It is a well-known fact that most of the landscapes painted by the great master Martín Rico for the European and American markets are in the form of countless views of the city of Venice depicted from all angles in the précieux style so fashionable with the major art dealers of the period (thanks to his great friend Mariano Fortuny, 1838–74), and that this kind of painting afforded Rico a privileged social and financial position among the artists of his time, enabling him to live out his life comfortably. However, Rico also chose Spanish cities as settings for his landscapes, among these Granada (where he travelled with Fortuny in 1871), Fuenterrabía (which he visited in 1872) Seville and Toledo (1875 and 1893). In all his views he mirrored the glowing, bright colours of Mediterranean landscapes which, together with their exceptional technical quality (further confirmation of his special skill with that genre) were among the most appealing aspects of his work.
Some years before he decided to adopt the city of canals as practically the only subject of his vedute, Martín Rico lived for short periods in different parts of France, where he encountered landscapes which, due to their geographical characteristics and, basically, their light and atmosphere, were very different from the clear, sunny brightness of those he knew from Italy and Spain.
Indeed, in 1869 Rico painted several views of Poissy, and the next year of Bougival. In 1872 he lived for some time in Cloyes and in 1876 produced views of Chartres and Sèvres. He listed all the landscapes he painted in these areas in an inventory (hitherto unpublished) and this canvas must be one of them. The location, however, could be one of several and has not yet been identified. There is evidence that the painting was in the United States in the 19th century, as many of the works listed in Rico's inventory were sold to well-known American collectors and dealers, such as W.H. Stewart, A. Stevens and the all-powerful Goupil, who from Paris controlled most of the market for Rico's work.

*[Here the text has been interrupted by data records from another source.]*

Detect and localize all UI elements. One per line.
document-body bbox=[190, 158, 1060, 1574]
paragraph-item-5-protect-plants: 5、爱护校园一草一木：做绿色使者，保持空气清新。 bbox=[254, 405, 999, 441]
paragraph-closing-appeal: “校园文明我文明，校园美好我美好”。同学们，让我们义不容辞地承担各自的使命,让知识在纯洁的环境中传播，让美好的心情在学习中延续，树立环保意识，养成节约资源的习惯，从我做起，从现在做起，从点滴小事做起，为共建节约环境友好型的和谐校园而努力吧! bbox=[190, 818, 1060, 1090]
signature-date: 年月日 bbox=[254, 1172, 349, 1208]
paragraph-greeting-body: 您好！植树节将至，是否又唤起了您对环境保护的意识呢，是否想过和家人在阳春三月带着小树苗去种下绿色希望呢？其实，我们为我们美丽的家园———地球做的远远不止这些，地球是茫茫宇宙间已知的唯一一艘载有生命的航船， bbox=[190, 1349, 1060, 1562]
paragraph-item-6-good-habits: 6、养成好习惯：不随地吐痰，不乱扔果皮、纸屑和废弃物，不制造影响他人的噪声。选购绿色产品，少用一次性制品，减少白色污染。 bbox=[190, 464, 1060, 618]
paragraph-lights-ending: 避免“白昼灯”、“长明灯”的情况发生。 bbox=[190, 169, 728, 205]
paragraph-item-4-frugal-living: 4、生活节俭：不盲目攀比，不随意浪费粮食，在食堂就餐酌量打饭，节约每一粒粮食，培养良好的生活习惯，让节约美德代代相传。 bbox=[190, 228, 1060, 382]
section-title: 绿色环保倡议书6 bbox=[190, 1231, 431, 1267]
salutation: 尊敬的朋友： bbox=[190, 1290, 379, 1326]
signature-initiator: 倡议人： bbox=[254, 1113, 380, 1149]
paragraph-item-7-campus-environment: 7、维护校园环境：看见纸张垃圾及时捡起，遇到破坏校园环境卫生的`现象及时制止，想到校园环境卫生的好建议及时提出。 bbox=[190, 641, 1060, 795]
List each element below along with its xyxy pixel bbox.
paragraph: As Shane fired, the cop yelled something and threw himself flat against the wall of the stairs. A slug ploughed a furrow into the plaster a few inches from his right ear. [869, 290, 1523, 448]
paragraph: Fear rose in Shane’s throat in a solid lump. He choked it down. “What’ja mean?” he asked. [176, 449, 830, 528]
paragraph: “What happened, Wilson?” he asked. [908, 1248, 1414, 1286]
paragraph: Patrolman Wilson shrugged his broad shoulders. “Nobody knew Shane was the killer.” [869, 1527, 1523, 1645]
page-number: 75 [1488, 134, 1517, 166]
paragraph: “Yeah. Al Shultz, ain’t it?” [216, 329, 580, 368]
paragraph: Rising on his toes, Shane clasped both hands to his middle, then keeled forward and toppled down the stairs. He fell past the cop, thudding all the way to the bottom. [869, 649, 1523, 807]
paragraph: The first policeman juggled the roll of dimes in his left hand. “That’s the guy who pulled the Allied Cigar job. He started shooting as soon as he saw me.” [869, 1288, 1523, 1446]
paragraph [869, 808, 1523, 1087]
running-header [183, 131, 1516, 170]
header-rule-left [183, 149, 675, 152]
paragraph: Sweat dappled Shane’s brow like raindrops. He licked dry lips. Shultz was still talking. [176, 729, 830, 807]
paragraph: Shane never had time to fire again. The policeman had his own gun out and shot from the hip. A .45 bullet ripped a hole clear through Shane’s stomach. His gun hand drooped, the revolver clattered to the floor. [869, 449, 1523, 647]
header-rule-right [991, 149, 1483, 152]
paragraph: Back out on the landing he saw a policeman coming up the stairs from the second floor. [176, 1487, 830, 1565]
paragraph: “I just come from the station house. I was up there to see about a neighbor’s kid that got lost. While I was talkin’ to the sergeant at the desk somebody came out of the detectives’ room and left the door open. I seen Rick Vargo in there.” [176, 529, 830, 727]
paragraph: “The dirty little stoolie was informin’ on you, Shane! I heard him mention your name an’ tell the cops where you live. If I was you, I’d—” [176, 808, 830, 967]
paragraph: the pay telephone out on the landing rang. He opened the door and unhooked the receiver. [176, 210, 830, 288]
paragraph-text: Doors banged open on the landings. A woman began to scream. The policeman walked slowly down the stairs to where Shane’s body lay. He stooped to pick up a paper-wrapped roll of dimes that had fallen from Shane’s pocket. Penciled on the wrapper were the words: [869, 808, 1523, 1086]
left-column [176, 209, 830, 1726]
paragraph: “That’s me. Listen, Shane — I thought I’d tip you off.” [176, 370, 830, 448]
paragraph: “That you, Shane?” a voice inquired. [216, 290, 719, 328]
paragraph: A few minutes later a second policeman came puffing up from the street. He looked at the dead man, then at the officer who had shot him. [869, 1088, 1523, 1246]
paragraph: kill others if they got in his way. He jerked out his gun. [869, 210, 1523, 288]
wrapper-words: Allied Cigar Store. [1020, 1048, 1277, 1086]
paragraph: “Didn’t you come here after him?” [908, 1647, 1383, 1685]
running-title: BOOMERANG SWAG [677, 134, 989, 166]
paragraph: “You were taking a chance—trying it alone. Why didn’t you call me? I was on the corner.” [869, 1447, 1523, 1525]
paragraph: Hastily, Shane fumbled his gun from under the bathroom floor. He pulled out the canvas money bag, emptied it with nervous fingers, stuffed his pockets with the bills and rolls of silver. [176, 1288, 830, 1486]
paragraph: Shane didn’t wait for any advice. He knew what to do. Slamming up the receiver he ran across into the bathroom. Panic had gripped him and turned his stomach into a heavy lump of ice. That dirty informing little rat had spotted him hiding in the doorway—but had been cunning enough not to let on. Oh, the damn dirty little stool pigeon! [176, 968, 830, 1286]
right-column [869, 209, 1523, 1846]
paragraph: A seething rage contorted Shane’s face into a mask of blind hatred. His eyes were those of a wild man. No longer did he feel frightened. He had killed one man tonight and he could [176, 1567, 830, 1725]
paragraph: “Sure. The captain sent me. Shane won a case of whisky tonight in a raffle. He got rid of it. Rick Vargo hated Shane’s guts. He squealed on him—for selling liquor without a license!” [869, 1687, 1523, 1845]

This landscape shows a broad stretch of a river whose quiet, untroubled waters flow through green meadows and groves. On the bank, a group of children pass the time fishing near a landing-stage, where a number of boats are moored. Another boat is under repair at the foot of a flatter area near a fence bordering a road. Visible to the side is the figure of a woman washing clothes at the water's edge, while in the background a boat crosses the river. The rest of the view is obscured by the tops of tall trees which fade away on the horizon.
Although the painting is known by the title "A Summer’s Day on the Seine", there is in fact nothing to indicate the season of the year, although the river is probably the Seine, which Rico preferred due to the mirror-like clarity of its water and its particular colour – qualities clearly distinguishable in the canvas and referred to by the artist himself in his memoirs: "Banks like those of the Seine and the Marne with their fineness of colour are hard to come by anywhere else; generally our rivers run over sand, as do those of Italy; this gives an unpleasant, arid-looking colour to the water, and in Germany it is the opposite for they are of a green that makes me think of apples and laugh.”
Places by rivers like this in the French interior gave Rico an opportunity to produce a kind of landscape very different from those he normally painted. They also required a completely different palette with cold, leaden colours and a soft, spongy technique to diffuse outlines and dilute distances. The final result was a view with a misty, bucolic atmosphere tinged with a melancholy light immediately reminiscent of the French landscapes of those years after Corot, which Rico was perfectly acquainted with. Furthermore, his exceptional skill as a draughtsman and the rigour of his brushstrokes render the elements in the foreground with absolute clarity, modelling objects with large planes of colour also reminiscent of the American landscape painting of the time.
In short, Rico's mastery in this small but exquisite painting – whose greatest appeal lies in the simplicity of a composition devoid of artifice or decorative pretensions – is also evident in the truly Impressionist lushness with which the grass on the slope is suggested. It was depicted with a modernity unusual for the Spanish painting of the time and of a kind which would not be seen until Aureliano de Beruete's mature landscapes at the beginning of the 20th century.